Because I have a pubertal child interested in Musical Theater and in learning French, I downloaded the 1991 French version of the originally French musical, Les Miserables, with music by Claude-Michel Shonberg (can't get those umlauts in there, sorry) and lyrics by Alain Boublil and Jean-Marc Natel.
Hey, two birds, one stone. (Sounds like a particularly appropriate metaphor for Les Miserables for some reason.)
Now, I am not a fan of Les Miserables, the musical. I lump it in there with the Andrew Lloyd Webber school of musical, lots of spectacle, hard to sing, storming barricades, flying helicopters and falling chandeliers. Meh.
And then, I hear the score for Les Miserables in French. My God. It's so much better. No more lyrics straining to fit the words and story. The music feels so right for the words. Even the sounds of the words fit better. Maybe my problem was just with those damned British (Cockney, BBC Narrator) accents?

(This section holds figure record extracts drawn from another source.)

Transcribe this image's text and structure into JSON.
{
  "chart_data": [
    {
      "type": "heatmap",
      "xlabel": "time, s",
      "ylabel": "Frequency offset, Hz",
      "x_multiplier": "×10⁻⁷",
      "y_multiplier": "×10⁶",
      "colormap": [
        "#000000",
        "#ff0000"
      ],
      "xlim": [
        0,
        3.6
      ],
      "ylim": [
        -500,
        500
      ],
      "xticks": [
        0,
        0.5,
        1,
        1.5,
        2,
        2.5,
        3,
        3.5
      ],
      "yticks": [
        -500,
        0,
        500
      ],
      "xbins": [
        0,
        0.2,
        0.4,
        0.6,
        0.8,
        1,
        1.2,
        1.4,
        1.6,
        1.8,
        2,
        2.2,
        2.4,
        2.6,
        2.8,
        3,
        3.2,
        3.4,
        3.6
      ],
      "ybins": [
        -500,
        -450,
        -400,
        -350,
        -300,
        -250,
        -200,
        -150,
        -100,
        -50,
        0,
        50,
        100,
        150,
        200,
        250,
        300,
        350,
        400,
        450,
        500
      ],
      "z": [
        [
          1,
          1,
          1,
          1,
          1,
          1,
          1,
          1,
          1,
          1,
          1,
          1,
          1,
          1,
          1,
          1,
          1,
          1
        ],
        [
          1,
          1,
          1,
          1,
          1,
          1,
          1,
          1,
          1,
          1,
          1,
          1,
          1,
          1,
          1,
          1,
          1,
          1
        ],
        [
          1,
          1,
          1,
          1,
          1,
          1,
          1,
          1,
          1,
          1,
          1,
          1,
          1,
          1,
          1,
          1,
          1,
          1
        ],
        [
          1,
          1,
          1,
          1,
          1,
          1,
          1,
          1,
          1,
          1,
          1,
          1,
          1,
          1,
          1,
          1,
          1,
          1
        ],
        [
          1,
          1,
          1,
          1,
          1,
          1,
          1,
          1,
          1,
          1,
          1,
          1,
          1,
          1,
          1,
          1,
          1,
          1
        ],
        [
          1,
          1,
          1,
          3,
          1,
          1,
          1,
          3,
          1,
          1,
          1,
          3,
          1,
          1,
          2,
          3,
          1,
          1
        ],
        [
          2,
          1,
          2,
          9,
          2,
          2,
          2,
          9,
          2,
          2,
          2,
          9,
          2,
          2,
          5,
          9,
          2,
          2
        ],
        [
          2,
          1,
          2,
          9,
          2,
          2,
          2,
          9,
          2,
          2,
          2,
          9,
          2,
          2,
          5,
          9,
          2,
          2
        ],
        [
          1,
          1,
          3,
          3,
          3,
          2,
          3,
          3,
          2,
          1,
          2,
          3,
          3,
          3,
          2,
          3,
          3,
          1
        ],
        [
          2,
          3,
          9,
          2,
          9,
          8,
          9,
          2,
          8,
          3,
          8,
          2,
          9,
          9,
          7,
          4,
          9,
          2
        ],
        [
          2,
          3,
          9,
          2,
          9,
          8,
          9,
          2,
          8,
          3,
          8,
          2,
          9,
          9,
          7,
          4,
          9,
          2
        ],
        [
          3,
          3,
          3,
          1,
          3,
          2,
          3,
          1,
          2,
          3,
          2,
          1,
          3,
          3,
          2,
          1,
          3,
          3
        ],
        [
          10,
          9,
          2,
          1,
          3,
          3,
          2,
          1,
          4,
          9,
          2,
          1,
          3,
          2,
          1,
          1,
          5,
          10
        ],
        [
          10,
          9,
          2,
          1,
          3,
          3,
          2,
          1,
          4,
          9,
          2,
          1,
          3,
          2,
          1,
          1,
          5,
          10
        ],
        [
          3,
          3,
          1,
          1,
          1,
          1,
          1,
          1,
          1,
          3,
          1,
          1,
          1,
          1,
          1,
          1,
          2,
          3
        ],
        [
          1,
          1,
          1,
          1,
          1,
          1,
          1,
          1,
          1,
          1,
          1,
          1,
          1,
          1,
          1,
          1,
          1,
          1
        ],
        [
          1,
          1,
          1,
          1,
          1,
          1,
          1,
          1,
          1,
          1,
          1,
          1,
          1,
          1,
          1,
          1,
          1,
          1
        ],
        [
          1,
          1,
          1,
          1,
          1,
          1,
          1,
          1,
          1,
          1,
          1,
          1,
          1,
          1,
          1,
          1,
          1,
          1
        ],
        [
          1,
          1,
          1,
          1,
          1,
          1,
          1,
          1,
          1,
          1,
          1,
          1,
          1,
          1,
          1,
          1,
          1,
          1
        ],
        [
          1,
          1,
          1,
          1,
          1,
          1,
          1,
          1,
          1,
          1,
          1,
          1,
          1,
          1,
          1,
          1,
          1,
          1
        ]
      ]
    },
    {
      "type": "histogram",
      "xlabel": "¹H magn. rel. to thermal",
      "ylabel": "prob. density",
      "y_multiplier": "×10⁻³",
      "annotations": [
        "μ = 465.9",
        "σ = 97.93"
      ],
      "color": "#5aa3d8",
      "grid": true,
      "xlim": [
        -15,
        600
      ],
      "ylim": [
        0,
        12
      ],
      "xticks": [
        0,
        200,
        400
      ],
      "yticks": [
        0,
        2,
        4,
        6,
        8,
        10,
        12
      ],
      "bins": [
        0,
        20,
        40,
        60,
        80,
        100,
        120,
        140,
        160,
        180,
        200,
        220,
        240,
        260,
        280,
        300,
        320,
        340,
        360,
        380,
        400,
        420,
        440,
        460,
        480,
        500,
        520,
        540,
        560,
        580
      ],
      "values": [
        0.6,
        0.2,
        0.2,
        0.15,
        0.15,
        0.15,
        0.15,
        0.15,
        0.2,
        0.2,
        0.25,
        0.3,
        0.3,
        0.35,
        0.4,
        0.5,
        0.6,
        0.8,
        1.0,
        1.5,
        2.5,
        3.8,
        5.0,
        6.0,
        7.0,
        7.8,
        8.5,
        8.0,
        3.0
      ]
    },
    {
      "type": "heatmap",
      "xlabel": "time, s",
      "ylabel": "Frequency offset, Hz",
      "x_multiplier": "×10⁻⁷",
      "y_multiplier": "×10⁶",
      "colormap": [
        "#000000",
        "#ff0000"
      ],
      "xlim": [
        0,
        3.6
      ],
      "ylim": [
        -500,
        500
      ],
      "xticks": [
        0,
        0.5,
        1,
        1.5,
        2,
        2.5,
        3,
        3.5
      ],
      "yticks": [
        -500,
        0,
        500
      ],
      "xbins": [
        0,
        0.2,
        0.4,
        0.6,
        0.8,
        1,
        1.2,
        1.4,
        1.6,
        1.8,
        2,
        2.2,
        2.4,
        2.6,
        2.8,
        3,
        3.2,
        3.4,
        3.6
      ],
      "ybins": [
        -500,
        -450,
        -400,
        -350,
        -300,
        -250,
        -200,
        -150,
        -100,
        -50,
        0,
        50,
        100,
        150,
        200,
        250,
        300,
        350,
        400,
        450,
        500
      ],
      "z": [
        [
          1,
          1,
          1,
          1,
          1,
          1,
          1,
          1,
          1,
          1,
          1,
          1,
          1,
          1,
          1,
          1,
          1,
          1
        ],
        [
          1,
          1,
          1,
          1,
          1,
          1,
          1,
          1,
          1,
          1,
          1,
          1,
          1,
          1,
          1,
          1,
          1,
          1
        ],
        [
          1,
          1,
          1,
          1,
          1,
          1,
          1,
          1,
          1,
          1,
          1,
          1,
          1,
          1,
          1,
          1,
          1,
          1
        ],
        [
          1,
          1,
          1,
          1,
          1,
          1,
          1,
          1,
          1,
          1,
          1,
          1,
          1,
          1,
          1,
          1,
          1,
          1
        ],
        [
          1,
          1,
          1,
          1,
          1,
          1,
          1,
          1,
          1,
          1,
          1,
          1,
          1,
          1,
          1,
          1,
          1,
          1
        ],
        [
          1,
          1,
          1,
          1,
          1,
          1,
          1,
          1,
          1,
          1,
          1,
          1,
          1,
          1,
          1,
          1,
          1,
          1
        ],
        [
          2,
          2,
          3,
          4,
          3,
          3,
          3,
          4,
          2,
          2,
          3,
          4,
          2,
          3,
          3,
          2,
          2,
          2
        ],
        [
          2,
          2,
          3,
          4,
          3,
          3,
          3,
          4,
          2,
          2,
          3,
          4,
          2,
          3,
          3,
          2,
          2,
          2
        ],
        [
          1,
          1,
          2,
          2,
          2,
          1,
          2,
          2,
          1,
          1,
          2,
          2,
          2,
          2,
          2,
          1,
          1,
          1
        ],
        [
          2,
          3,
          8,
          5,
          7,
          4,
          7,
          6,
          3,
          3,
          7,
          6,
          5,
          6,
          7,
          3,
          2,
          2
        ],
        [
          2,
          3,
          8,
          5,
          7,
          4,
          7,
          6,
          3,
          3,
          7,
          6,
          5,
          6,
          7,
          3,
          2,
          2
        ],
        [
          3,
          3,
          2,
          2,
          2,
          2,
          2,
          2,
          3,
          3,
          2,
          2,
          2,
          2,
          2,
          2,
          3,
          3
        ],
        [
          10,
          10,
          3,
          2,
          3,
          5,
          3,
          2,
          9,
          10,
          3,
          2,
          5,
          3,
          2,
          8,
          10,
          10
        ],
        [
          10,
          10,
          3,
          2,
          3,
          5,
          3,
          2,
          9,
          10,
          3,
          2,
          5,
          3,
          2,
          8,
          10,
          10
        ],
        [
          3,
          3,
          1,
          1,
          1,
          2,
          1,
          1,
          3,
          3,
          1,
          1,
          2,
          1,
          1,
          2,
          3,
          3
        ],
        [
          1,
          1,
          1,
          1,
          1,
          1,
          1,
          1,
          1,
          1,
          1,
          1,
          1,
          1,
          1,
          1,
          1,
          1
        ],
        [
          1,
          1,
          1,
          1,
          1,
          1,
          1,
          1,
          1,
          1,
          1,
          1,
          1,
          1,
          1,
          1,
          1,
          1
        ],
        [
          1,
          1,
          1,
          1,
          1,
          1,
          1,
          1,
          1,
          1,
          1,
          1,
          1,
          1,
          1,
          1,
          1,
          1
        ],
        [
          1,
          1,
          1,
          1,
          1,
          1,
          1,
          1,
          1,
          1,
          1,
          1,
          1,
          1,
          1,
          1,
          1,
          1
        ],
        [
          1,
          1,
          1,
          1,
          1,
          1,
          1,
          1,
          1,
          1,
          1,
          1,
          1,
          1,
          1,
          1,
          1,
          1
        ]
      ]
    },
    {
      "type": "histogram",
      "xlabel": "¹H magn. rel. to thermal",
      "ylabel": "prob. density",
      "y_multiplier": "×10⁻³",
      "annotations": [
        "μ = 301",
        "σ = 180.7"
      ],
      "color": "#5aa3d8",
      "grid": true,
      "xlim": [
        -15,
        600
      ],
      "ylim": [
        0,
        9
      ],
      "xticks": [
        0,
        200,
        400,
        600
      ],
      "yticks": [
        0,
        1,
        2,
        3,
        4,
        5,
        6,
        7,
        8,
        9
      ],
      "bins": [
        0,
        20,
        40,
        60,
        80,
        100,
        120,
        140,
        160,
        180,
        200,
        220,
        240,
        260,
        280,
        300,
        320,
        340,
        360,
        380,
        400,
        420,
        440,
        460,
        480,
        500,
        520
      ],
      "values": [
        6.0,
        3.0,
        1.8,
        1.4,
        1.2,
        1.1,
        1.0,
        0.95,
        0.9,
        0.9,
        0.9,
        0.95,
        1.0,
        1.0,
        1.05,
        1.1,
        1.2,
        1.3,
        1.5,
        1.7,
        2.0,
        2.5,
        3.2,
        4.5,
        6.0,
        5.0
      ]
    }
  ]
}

(Love those sulfurous greens, don't you? I wonder if that's supposed to be Sheele's Green, one of the literally deadly green dyes that were popular around this time?)
And, yes, since this is on stage and not in a film, where the director decided to show us how absolutely stupid and futile it is to lose so many lives manning a barricade blocking nothing, since the rest of a city has already surrendered.
At any rate, I highly recommend listening to Les Miserables en Français. Especially if you are planning to storm some barricades of your own, as we are doing today in our fair city. Alons y!